Opslagruimte ontwikkelen, beheren en onderhouden voor logistieke dienstverleners, en daarbij ook de milieuvergunning regelen. Dat is in een notendop wat vastgoedbelegger en -ontwikkelaar DHG doet. “Dit doen we vaak op risico, wat betekent dat we nog geen huurder hebben als we starten met de bouw. Daarom zorgen we ervoor dat een pand voldoet aan alle algemeen geldende eisen en klantwensen op het gebied van efficiëntie. Voor onze klanten is dit concept natuurlijk heel voordelig: zij kunnen meestal heel snel, soms onmiddellijk, de ruimte in gebruik nemen”, aldus head of asset management Jelle van den Akker. De magazijnen worden dan ook ontwikkeld op locaties met aansluiting op het rijkswegennet. Daarnaast worden ze gebouwd met de juiste vloerbelasting, voldoende stapelhoogte en ruim voldoende laaddocks, zodat diverse vrachtauto’s tegelijkertijd kunnen worden geladen of gelost. Logistiek directeur Hans van Driel vult aan: “De indeling van een pand is erop gericht de interne rijafstanden bij de behandeling van de goederen zo kort mogelijk te houden en bij het gebruik van stellingen de ruimte zo efficiënt mogelijk in te richten. Ook kijken we bij de aankoop van de locaties of de containers vanuit de zeehavens ook via de binnenvaart van en naar de magazijnen kunnen worden vervoerd. Het is een pre als er in het gebied ook spoorverbindingen zijn, zodat er verschillende vervoersmodaliteiten voor het goederenvervoer kunnen worden gebruikt.” Recentelijk heeft DHG twee grote projecten voor gevaarlijke stoffen ontwikkeld: één in Rotterdam Europoort en één in Moerdijk, zogenoemde PGS 15-warehouses. PGS 15 is de richtlijn voor de opslag van verpakte gevaarlijke goederen. Maar als nog niet bekend is welk bedrijf erin komt met welke goederen, hoe kun je dan de milieuvergunning regelen? “Op basis van onze marktkennis kunnen we inschatten welke ADR-klassen in welke hoeveelheden mogelijk op ons afkomen. Ons uitgangspunt is dat we binnen de mogelijkheden die de vergunningverlener ons biedt een zo ruim mogelijke vergunning aanvragen”, aldus Van Driel.

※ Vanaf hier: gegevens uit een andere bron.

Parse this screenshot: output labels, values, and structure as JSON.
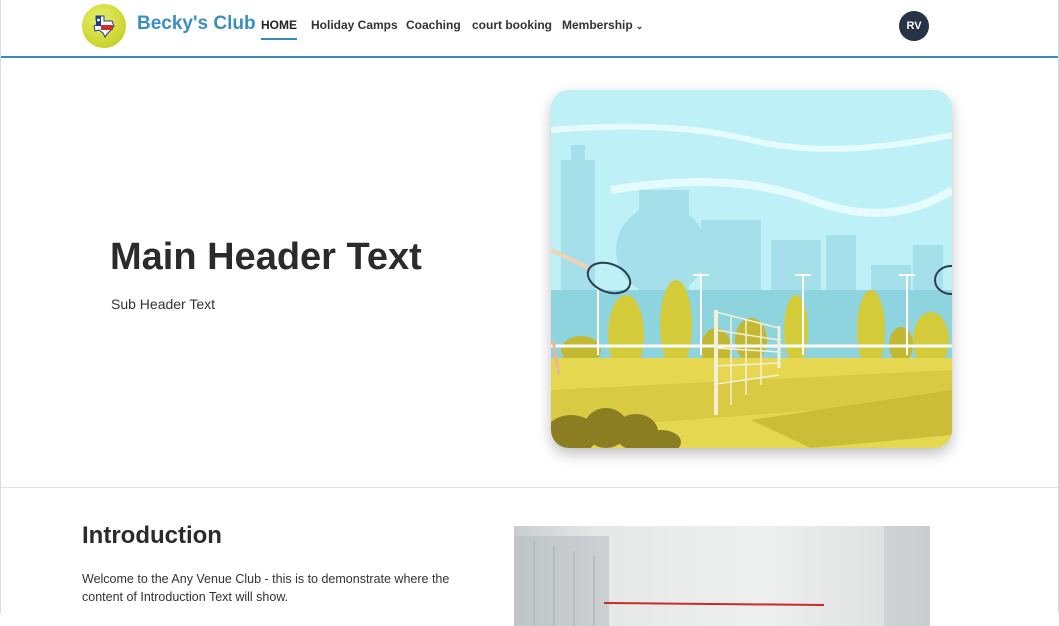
{
  "header": {
    "brand": "Becky's Club",
    "nav": [
      {
        "label": "HOME"
      },
      {
        "label": "Holiday Camps"
      },
      {
        "label": "Coaching"
      },
      {
        "label": "court booking"
      },
      {
        "label": "Membership"
      }
    ],
    "avatar_initials": "RV",
    "accent_color": "#3b8bb9",
    "brand_color": "#3a8fc0"
  },
  "hero": {
    "title": "Main Header Text",
    "subtitle": "Sub Header Text",
    "image_icon": "tennis-court-illustration"
  },
  "intro": {
    "title": "Introduction",
    "text": "Welcome to the Any Venue Club - this is to demonstrate where the content of Introduction Text will show.",
    "image_icon": "squash-court-photo"
  }
}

Laaddocks van een PGS 15-hal in Moerdijk. In geval van een calamiteit sluiten de rolluiken automatisch de ruimte af.
ADR EN PGS 15
Het ADR is de internationale regelgeving voor het vervoer van gevaarlijke stoffen over de weg. Voor de opslag van deze (verpakte) stoffen is in Nederland de richtlijn PGS 15 van kracht. PGS 15 gaat uit van de indeling van de stoffen in ADR-klassen.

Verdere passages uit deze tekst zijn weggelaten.